ASU Students Launch Giant Unmanned Research Balloons

It doesn’t take a sky-high budget to conduct aerospace research, thanks to weather balloons and a little ingenuity.

A team of 12 ASU students launched a giant research balloon to collect panoramic video and thermal imaging data. Photo by: Jack Lightholder

Teams of students from across Arizona, including a team from Arizona State University, launched their unmanned research balloons as part of the Arizona Space Grant Consortium’s ASCEND program, short for Aerospace Scholarships to Challenge and Educate New Discoverers. The launch took place March 27 in Pinal County West Park in Maricopa.

Every semester student teams design and build payloads for launch on high-altitude weather balloons. About 10 feet in diameter when inflated, these hardy balloons can reach altitudes of more than 100,000 feet – higher than a passenger plane – yet can be built on a shoe-string budget.

This semester, a team of 12 ASU students put together a research payload to collect panoramic video and thermal imaging data. Instead of rockets, boosters and expensive control systems, they filled a weather balloon with hydrogen and hung a carbon fiber box underneath to carry the cameras and sensing equipment.

The balloon and camera made it up high enough to see the black sky curling around our blue planet, a staggering 94,687 feet. The flight was approximately three hours. When the balloon burst, the payload took about 45 minutes to come back to Earth, landing about 5.7 miles from the launch site.

ASU/NASA Space Grant provides funding to the ASU ASCEND team for payload materials and travel expenses. The payload cost roughly $1,000. The Arizona Near Space Research provides the balloons for the launch. Launch costs typically run around $5,000, including the “extras,” such as GPS beacons.

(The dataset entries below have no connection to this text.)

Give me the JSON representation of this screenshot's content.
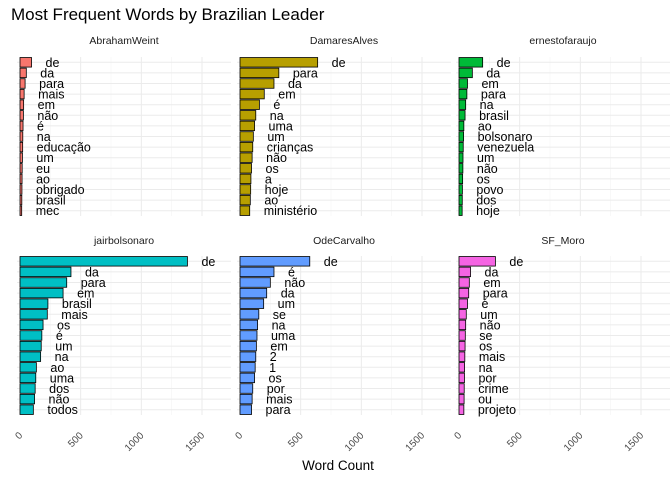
{
  "chart_data": {
    "type": "bar",
    "orientation": "horizontal",
    "title": "Most Frequent Words by Brazilian Leader",
    "xlabel": "Word Count",
    "ylabel": "",
    "xlim": [
      0,
      1500
    ],
    "x_ticks": [
      0,
      500,
      1000,
      1500
    ],
    "grid": true,
    "legend": "none",
    "facets": [
      {
        "name": "AbrahamWeint",
        "color": "#F8766D",
        "bars": [
          {
            "word": "de",
            "value": 95
          },
          {
            "word": "da",
            "value": 52
          },
          {
            "word": "para",
            "value": 42
          },
          {
            "word": "mais",
            "value": 34
          },
          {
            "word": "em",
            "value": 30
          },
          {
            "word": "não",
            "value": 28
          },
          {
            "word": "é",
            "value": 25
          },
          {
            "word": "na",
            "value": 23
          },
          {
            "word": "educação",
            "value": 22
          },
          {
            "word": "um",
            "value": 20
          },
          {
            "word": "eu",
            "value": 18
          },
          {
            "word": "ao",
            "value": 17
          },
          {
            "word": "obrigado",
            "value": 16
          },
          {
            "word": "brasil",
            "value": 15
          },
          {
            "word": "mec",
            "value": 14
          }
        ]
      },
      {
        "name": "DamaresAlves",
        "color": "#B79F00",
        "bars": [
          {
            "word": "de",
            "value": 640
          },
          {
            "word": "para",
            "value": 320
          },
          {
            "word": "da",
            "value": 280
          },
          {
            "word": "em",
            "value": 200
          },
          {
            "word": "é",
            "value": 160
          },
          {
            "word": "na",
            "value": 130
          },
          {
            "word": "uma",
            "value": 120
          },
          {
            "word": "um",
            "value": 110
          },
          {
            "word": "crianças",
            "value": 105
          },
          {
            "word": "não",
            "value": 100
          },
          {
            "word": "os",
            "value": 95
          },
          {
            "word": "a",
            "value": 90
          },
          {
            "word": "hoje",
            "value": 88
          },
          {
            "word": "ao",
            "value": 85
          },
          {
            "word": "ministério",
            "value": 80
          }
        ]
      },
      {
        "name": "ernestofaraujo",
        "color": "#00BA38",
        "bars": [
          {
            "word": "de",
            "value": 195
          },
          {
            "word": "da",
            "value": 110
          },
          {
            "word": "em",
            "value": 70
          },
          {
            "word": "para",
            "value": 65
          },
          {
            "word": "na",
            "value": 55
          },
          {
            "word": "brasil",
            "value": 50
          },
          {
            "word": "ao",
            "value": 40
          },
          {
            "word": "bolsonaro",
            "value": 38
          },
          {
            "word": "venezuela",
            "value": 35
          },
          {
            "word": "um",
            "value": 33
          },
          {
            "word": "não",
            "value": 32
          },
          {
            "word": "os",
            "value": 30
          },
          {
            "word": "povo",
            "value": 28
          },
          {
            "word": "dos",
            "value": 27
          },
          {
            "word": "hoje",
            "value": 26
          }
        ]
      },
      {
        "name": "jairbolsonaro",
        "color": "#00BFC4",
        "bars": [
          {
            "word": "de",
            "value": 1380
          },
          {
            "word": "da",
            "value": 420
          },
          {
            "word": "para",
            "value": 385
          },
          {
            "word": "em",
            "value": 355
          },
          {
            "word": "brasil",
            "value": 230
          },
          {
            "word": "mais",
            "value": 225
          },
          {
            "word": "os",
            "value": 190
          },
          {
            "word": "é",
            "value": 180
          },
          {
            "word": "um",
            "value": 175
          },
          {
            "word": "na",
            "value": 170
          },
          {
            "word": "ao",
            "value": 135
          },
          {
            "word": "uma",
            "value": 130
          },
          {
            "word": "dos",
            "value": 125
          },
          {
            "word": "não",
            "value": 120
          },
          {
            "word": "todos",
            "value": 110
          }
        ]
      },
      {
        "name": "OdeCarvalho",
        "color": "#619CFF",
        "bars": [
          {
            "word": "de",
            "value": 575
          },
          {
            "word": "é",
            "value": 280
          },
          {
            "word": "não",
            "value": 250
          },
          {
            "word": "da",
            "value": 220
          },
          {
            "word": "um",
            "value": 195
          },
          {
            "word": "se",
            "value": 155
          },
          {
            "word": "na",
            "value": 145
          },
          {
            "word": "uma",
            "value": 140
          },
          {
            "word": "em",
            "value": 135
          },
          {
            "word": "2",
            "value": 130
          },
          {
            "word": "1",
            "value": 125
          },
          {
            "word": "os",
            "value": 120
          },
          {
            "word": "por",
            "value": 105
          },
          {
            "word": "mais",
            "value": 100
          },
          {
            "word": "para",
            "value": 95
          }
        ]
      },
      {
        "name": "SF_Moro",
        "color": "#F564E3",
        "bars": [
          {
            "word": "de",
            "value": 300
          },
          {
            "word": "da",
            "value": 95
          },
          {
            "word": "em",
            "value": 85
          },
          {
            "word": "para",
            "value": 80
          },
          {
            "word": "é",
            "value": 70
          },
          {
            "word": "um",
            "value": 60
          },
          {
            "word": "não",
            "value": 55
          },
          {
            "word": "se",
            "value": 52
          },
          {
            "word": "os",
            "value": 50
          },
          {
            "word": "mais",
            "value": 48
          },
          {
            "word": "na",
            "value": 46
          },
          {
            "word": "por",
            "value": 45
          },
          {
            "word": "crime",
            "value": 43
          },
          {
            "word": "ou",
            "value": 42
          },
          {
            "word": "projeto",
            "value": 40
          }
        ]
      }
    ]
  }
}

“As the team leader, I was required to manage the logistics of a complex project, making sure all systems work together in the final product. Having done this before, I have the opportunity to pass on the lessons I’ve learned to others on the team,” said Jack Lightholder, a paid ASU/NASA Space Grant intern and veteran balloon launcher.

Part of the Arizona Space Grant Consortium Workforce Development program, ASCEND is designed to engage undergraduate students in the full “design-build-fly-operate-analyze” cycle of a space mission.

“This program gives students the experience of developing an experimental question, developing a payload design to test it, building said payload and analyzing the data. The dataset will also be used for some baseline testing of other instruments within SESE labs,” Lightholder said. This was his seventh launch.

The ASCEND team is led by Tom Sharp, a professor in ASU’s School of Earth and Space Exploration and the Arizona Space Grant Consortium’s associate director. This year’s members include: Jack Lightholder, SG intern/team lead, computer science; Mason Denney, SG intern/team lead, computer systems engineering; Tyler McKinney, aerospace engineering; Ines Weber, physics; Clelia Tommi, astrobiology; Trevor Van Engelhoven, astrophysics; Vishal Ghorband, electrical engineering; Jefferson Fleing, aerospace engineering; Claeren Mapili, aerospace engineering; Zach Burnham, electrical engineering; John Gehrke, aerospace engineering; Mateo Orama, mechanical engineering.